SEGNALI PROMETTENTI PER LA COOPERAZIONE TRA AMBIENTALISTI E DIFENSORI DEL DIRITTO DEI POPOLI

Recita un antico proverbio, a volte citato come basco o bretone, altre come gallese o tirolese (insomma: universale): “Il pessimista è un ottimista che si è informato”. Oggi come oggi aver perso le speranze mi pare legittimo.

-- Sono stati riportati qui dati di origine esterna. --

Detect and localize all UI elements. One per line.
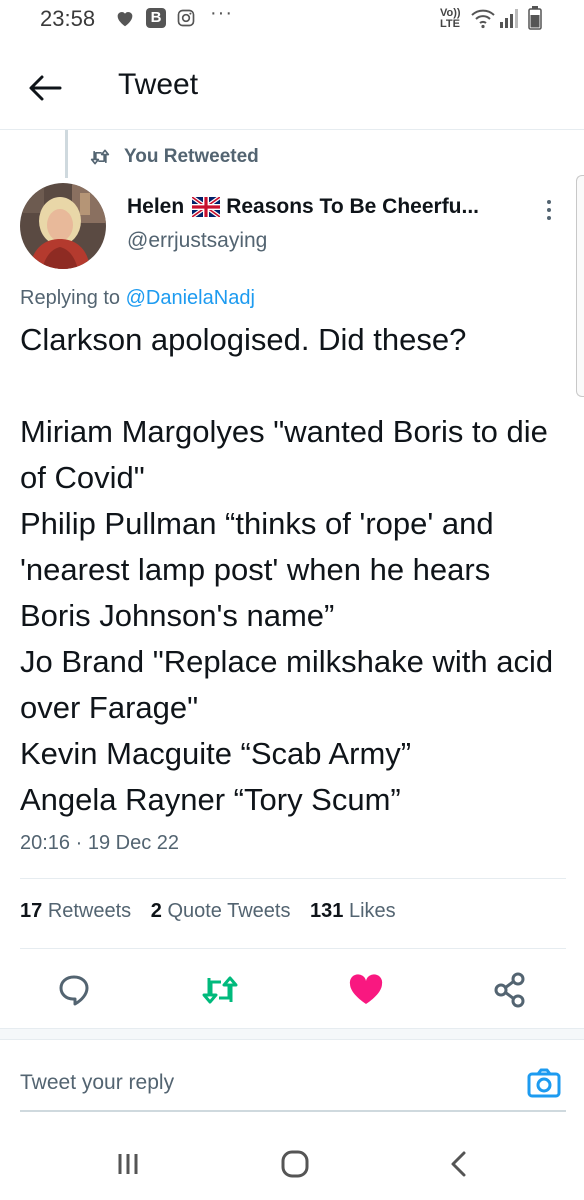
status-bar: 23:58 B ··· Vo)) LTE bbox=[0, 0, 584, 44]
network-label: Vo)) LTE bbox=[440, 7, 461, 30]
retweet-label: You Retweeted bbox=[124, 146, 259, 167]
quotes-label: Quote Tweets bbox=[167, 900, 291, 922]
scrollbar-thumb[interactable] bbox=[576, 175, 584, 397]
thread-line bbox=[65, 130, 68, 178]
camera-icon[interactable] bbox=[526, 1066, 562, 1100]
author-first-name: Helen bbox=[127, 195, 185, 218]
likes-count: 131 bbox=[310, 900, 344, 922]
tweet-paragraph: Clarkson apologised. Did these? bbox=[20, 322, 467, 357]
avatar[interactable] bbox=[20, 183, 106, 269]
tweet-paragraph: Miriam Margolyes "wanted Boris to die of… bbox=[20, 414, 548, 495]
tweet-actions bbox=[0, 960, 584, 1016]
more-options-icon[interactable] bbox=[540, 196, 558, 224]
home-icon[interactable] bbox=[275, 1146, 315, 1182]
retweet-context: You Retweeted bbox=[90, 145, 259, 169]
tweet-paragraph: Kevin Macguite “Scab Army” bbox=[20, 736, 412, 771]
b-app-icon: B bbox=[146, 8, 166, 28]
share-icon[interactable] bbox=[490, 970, 530, 1010]
author-name-rest: Reasons To Be Cheerfu... bbox=[226, 195, 480, 218]
retweet-icon bbox=[90, 149, 110, 165]
status-time: 23:58 bbox=[40, 6, 96, 31]
more-dots-icon: ··· bbox=[210, 2, 233, 24]
page-title: Tweet bbox=[118, 68, 199, 101]
heart-icon[interactable] bbox=[346, 970, 386, 1010]
reply-input-underline bbox=[20, 1110, 566, 1112]
divider bbox=[20, 878, 566, 879]
retweets-label: Retweets bbox=[47, 900, 132, 922]
tweet-paragraph: Angela Rayner “Tory Scum” bbox=[20, 782, 401, 817]
reply-input[interactable] bbox=[20, 1066, 510, 1100]
system-nav-bar bbox=[0, 1128, 584, 1200]
instagram-icon bbox=[177, 9, 195, 27]
arrow-left-icon[interactable] bbox=[22, 68, 68, 108]
battery-icon bbox=[528, 6, 542, 30]
likes-label: Likes bbox=[348, 900, 396, 922]
app-bar: Tweet bbox=[0, 44, 584, 130]
uk-flag-icon bbox=[192, 197, 221, 217]
quotes-count: 2 bbox=[150, 900, 162, 922]
heart-icon bbox=[117, 12, 133, 27]
quotes-stat[interactable]: 2 Quote Tweets bbox=[151, 900, 291, 922]
tweet-timestamp: 20:16 · 19 Dec 22 bbox=[20, 832, 179, 854]
recent-apps-icon[interactable] bbox=[108, 1146, 148, 1182]
reply-context: Replying to @DanielaNadj bbox=[20, 287, 255, 310]
author-name[interactable]: Helen Reasons To Be Cheerfu... bbox=[127, 195, 479, 219]
tweet-paragraph: Jo Brand "Replace milkshake with acid ov… bbox=[20, 644, 554, 725]
author-handle[interactable]: @errjustsaying bbox=[127, 229, 267, 253]
tweet-paragraph: Philip Pullman “thinks of 'rope' and 'ne… bbox=[20, 506, 494, 633]
tweet-text: Clarkson apologised. Did these? Miriam M… bbox=[20, 317, 568, 823]
tweet-stats: 17 Retweets 2 Quote Tweets 131 Likes bbox=[20, 900, 410, 923]
section-separator bbox=[0, 1028, 584, 1040]
reply-mention-link[interactable]: @DanielaNadj bbox=[126, 287, 255, 309]
divider bbox=[20, 948, 566, 949]
signal-icon bbox=[500, 9, 518, 28]
reply-icon[interactable] bbox=[54, 970, 94, 1010]
retweets-count: 17 bbox=[20, 900, 43, 922]
wifi-icon bbox=[471, 9, 495, 29]
back-icon[interactable] bbox=[440, 1146, 480, 1182]
retweet-icon[interactable] bbox=[200, 970, 240, 1010]
likes-stat[interactable]: 131 Likes bbox=[310, 900, 396, 922]
reply-prefix: Replying to bbox=[20, 287, 121, 309]
retweets-stat[interactable]: 17 Retweets bbox=[20, 900, 131, 922]
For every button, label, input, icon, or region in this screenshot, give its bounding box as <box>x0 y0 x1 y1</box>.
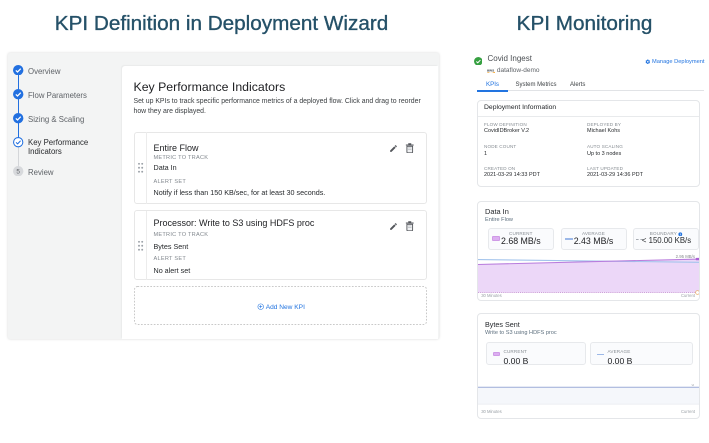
svg-text:5: 5 <box>17 168 21 175</box>
svg-text:2.95 MB/s: 2.95 MB/s <box>676 254 695 259</box>
svg-text:aws: aws <box>487 68 494 72</box>
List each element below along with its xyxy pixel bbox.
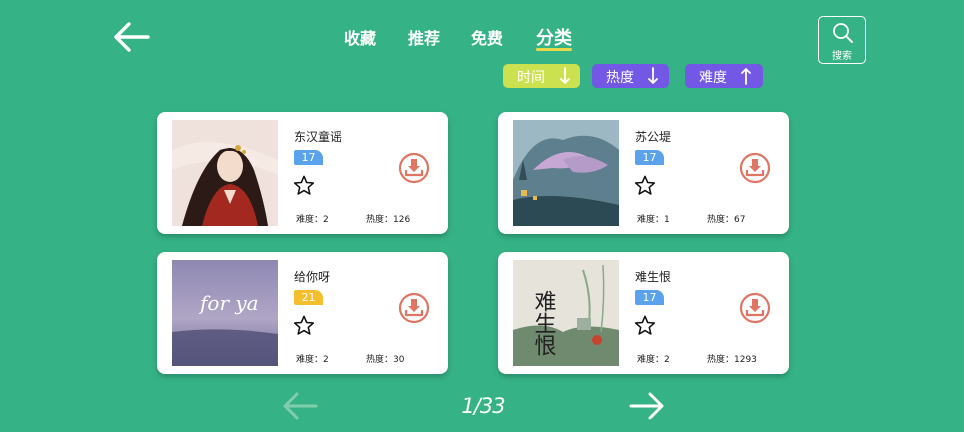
arrow-down-icon (560, 67, 570, 84)
search-label: 搜索 (832, 51, 852, 62)
song-card[interactable]: for ya 给你呀 21 难度：2 热度：30 (157, 252, 448, 374)
download-icon (739, 292, 771, 324)
next-page-arrow-icon[interactable] (628, 389, 666, 423)
download-icon (398, 152, 430, 184)
search-button[interactable]: 搜索 (818, 16, 866, 64)
page-indicator: 1/33 (461, 394, 505, 418)
difficulty-stat: 难度：2 (637, 355, 670, 365)
sort-time-label: 时间 (517, 70, 545, 86)
song-card[interactable]: 苏公堤 17 难度：1 热度：67 (498, 112, 789, 234)
difficulty-stat: 难度：2 (296, 215, 329, 225)
song-title: 东汉童谣 (294, 130, 343, 144)
sort-by-time-button[interactable]: 时间 (503, 64, 580, 88)
difficulty-stat: 难度：1 (637, 215, 670, 225)
tab-favorites[interactable]: 收藏 (344, 25, 376, 49)
level-badge: 21 (294, 290, 323, 305)
sort-by-difficulty-button[interactable]: 难度 (685, 64, 763, 88)
song-title: 苏公堤 (635, 130, 672, 144)
sort-by-popularity-button[interactable]: 热度 (592, 64, 669, 88)
song-cover-image (172, 120, 278, 226)
popularity-stat: 热度：1293 (707, 355, 757, 365)
download-button[interactable] (739, 152, 771, 184)
previous-page-arrow-icon[interactable] (281, 389, 319, 423)
star-icon[interactable] (634, 175, 656, 196)
difficulty-stat: 难度：2 (296, 355, 329, 365)
tab-free[interactable]: 免费 (471, 25, 503, 49)
download-button[interactable] (398, 152, 430, 184)
tab-recommended[interactable]: 推荐 (408, 25, 440, 49)
active-tab-underline (536, 48, 572, 51)
song-title: 难生恨 (635, 270, 672, 284)
cover-text: for ya (198, 291, 259, 315)
song-cover-image (513, 120, 619, 226)
star-icon[interactable] (293, 315, 315, 336)
song-cover-image: 难生恨 (513, 260, 619, 366)
download-button[interactable] (739, 292, 771, 324)
song-card[interactable]: 难生恨 难生恨 17 难度：2 热度：1293 (498, 252, 789, 374)
tab-category-label: 分类 (536, 28, 572, 49)
level-badge: 17 (635, 150, 664, 165)
song-cover-image: for ya (172, 260, 278, 366)
popularity-stat: 热度：126 (366, 215, 411, 225)
popularity-stat: 热度：30 (366, 355, 405, 365)
cover-text: 难生恨 (531, 290, 557, 356)
popularity-stat: 热度：67 (707, 215, 746, 225)
download-icon (398, 292, 430, 324)
tab-category[interactable]: 分类 (536, 24, 572, 51)
sort-popularity-label: 热度 (606, 70, 634, 86)
star-icon[interactable] (634, 315, 656, 336)
sort-difficulty-label: 难度 (699, 70, 727, 86)
download-button[interactable] (398, 292, 430, 324)
song-title: 给你呀 (294, 270, 331, 284)
star-icon[interactable] (293, 175, 315, 196)
song-card[interactable]: 东汉童谣 17 难度：2 热度：126 (157, 112, 448, 234)
download-icon (739, 152, 771, 184)
level-badge: 17 (635, 290, 664, 305)
arrow-up-icon (741, 68, 751, 85)
arrow-down-icon (648, 67, 658, 84)
search-icon (833, 23, 853, 43)
level-badge: 17 (294, 150, 323, 165)
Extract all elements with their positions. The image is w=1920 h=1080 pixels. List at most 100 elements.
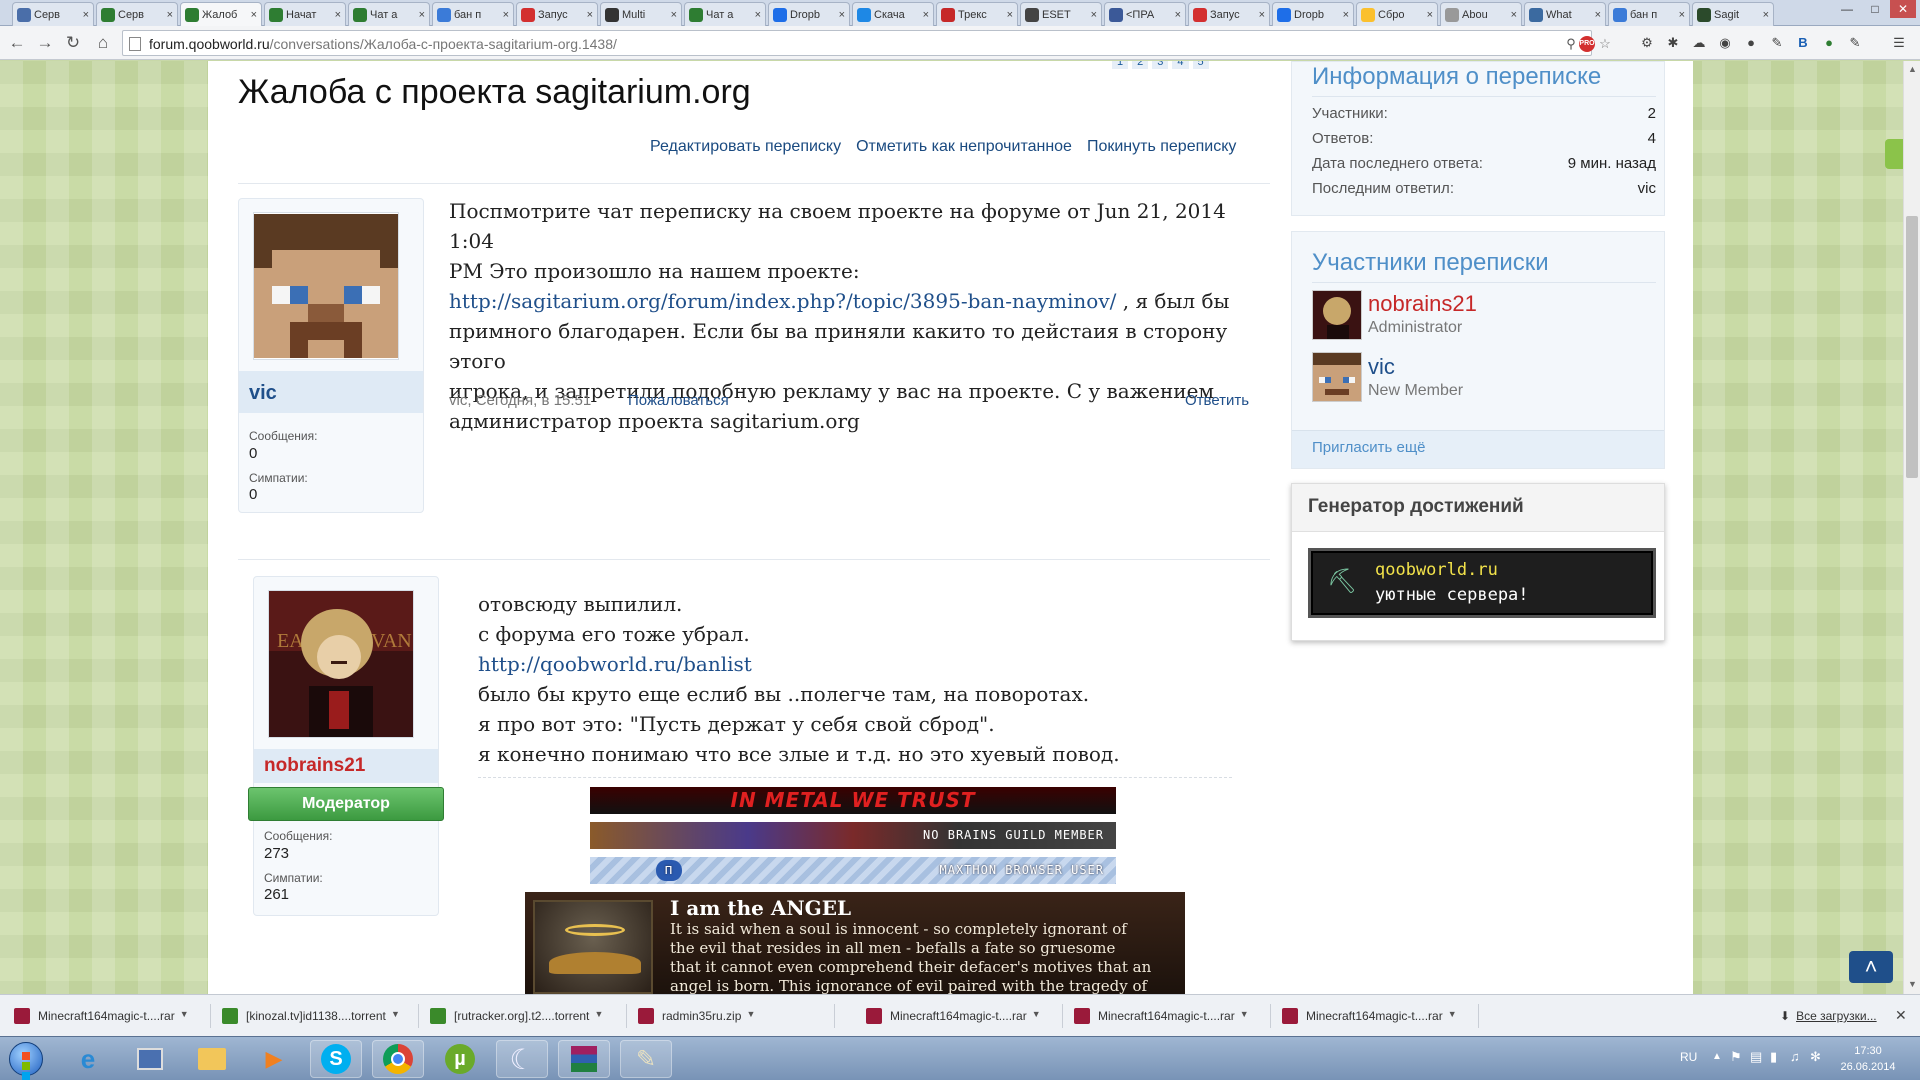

Perlomeno da parte di chi sognava “terre nuove, mondi nuovi”. Con un percorso (a volte contorto e non privo di contraddizioni) iniziato magari nel 1966 (vedi l’alluvione di Firenze, ma confesso che scoprendo la mia giovane età venni rispedito a casa dagli scout a cui abusivamente mi ero aggregato) e proseguendo tra alti e bassi a fino a Genova 2001 (ah! L’odore dei gas CS al mattino…) e oltre…

E tuttavia qualcosa, un briciolo di speranza, rimane. Magari pensando a persone come Greta Thunberg che – se pur giovanissime – danno l’impressione di aver preso ben più che “coscienza” dei problemi planetari. A quanto pare, un raggio di luce nelle tenebre.

Quanto a quella parte di “sinistra” che storce la bocca direi soltanto di prendere esempio dalla attivista svedese su due questioni fondamentali: la scelta vegetariana e il boicottaggio degli aerei. Sarebbe comunque un buon inizio.

Il mese scorso, insieme con altri ambientalisti, Greta aveva partecipato a Stoccolma a una manifestazione di protesta per l’assassinio di Nagihan Akarsel, la giornalista e femminista curda uccisa il 4 ottobre nel Kurdistan del Sud da una squadra della morte. Dichiarando apertamente che “le nostre lotte non sono scollegate”. Ci pareva cosa buona e giusta voler coniugare le questioni ambientali, drammaticamente incombenti, con quelle dei diritti dei popoli.

Altro segnale confortante è venuto con la manifestazione di Vienna “per la Pace e la Giustizia climatica” contro la dipendenza dai combustibili fossili (26 novembre) nel quadro della marcia per il clima (climate strike). Vi hanno partecipato – insieme a diverse centinaia di attivisti per il clima e organizzazioni della sinistra austriaca – anche Feykom (associazione dei curdi che vivono in Austria) e movimenti solidali con lotta di liberazione curda.

Tra cui gli attivisti viennesi della campagna internazionale “Rise Up 4 Rojava” che promuove la costituzione di un ampio fronte di solidarietà con il Kurdistan. Sostenendo che “il movimento per la giustizia climatica e quello di solidarietà con le lotte in Iran e in Kurdistan devono operare congiuntamente”.

Nel suo intervento un portavoce di Rise Up 4 Rojava ha spiegato che “i regimi turco e iraniano si approfittano della dipendenza dell’Europa dal petrolio e dal gas”. Per questo vengono non solo tollerati, ma addirittura “corteggiati” anche dall’Austria. Recentemente una delegazione iraniana sarebbe giunta a Vienna per negoziare in merito al programma nucleare.

Quanto alla Turchia, il sindaco di Vienna (Michael Ludwig) si è appena recato ad Ankara per garantire il mantenimento degli accordi di cooperazione. Così come solo qualche mese fa il cancelliere federale austriaco (Karl Nehammer) e il presidente del Consiglio(Wolfgang Sobotka) avevano incontrato Erdogan e altri esponenti del governo turco.

Per Rise Up 4 Rojava è evidente che “per far cessare la cooperazione di Vienna con i regimi di Teheran e Ankara occorre uscire dalla dipendenza all’energia fossile”. Si è addirittura spinto oltre un portavoce di “System Change Not Climate Change” invocando l’espropriazione delle società per l’estrazione e la commercializzazione dell’energia fossile (vedi “Der Fachverband der Mineralölindustrie – FVMI”, l’Associazione dell’industria dell’olio minerale).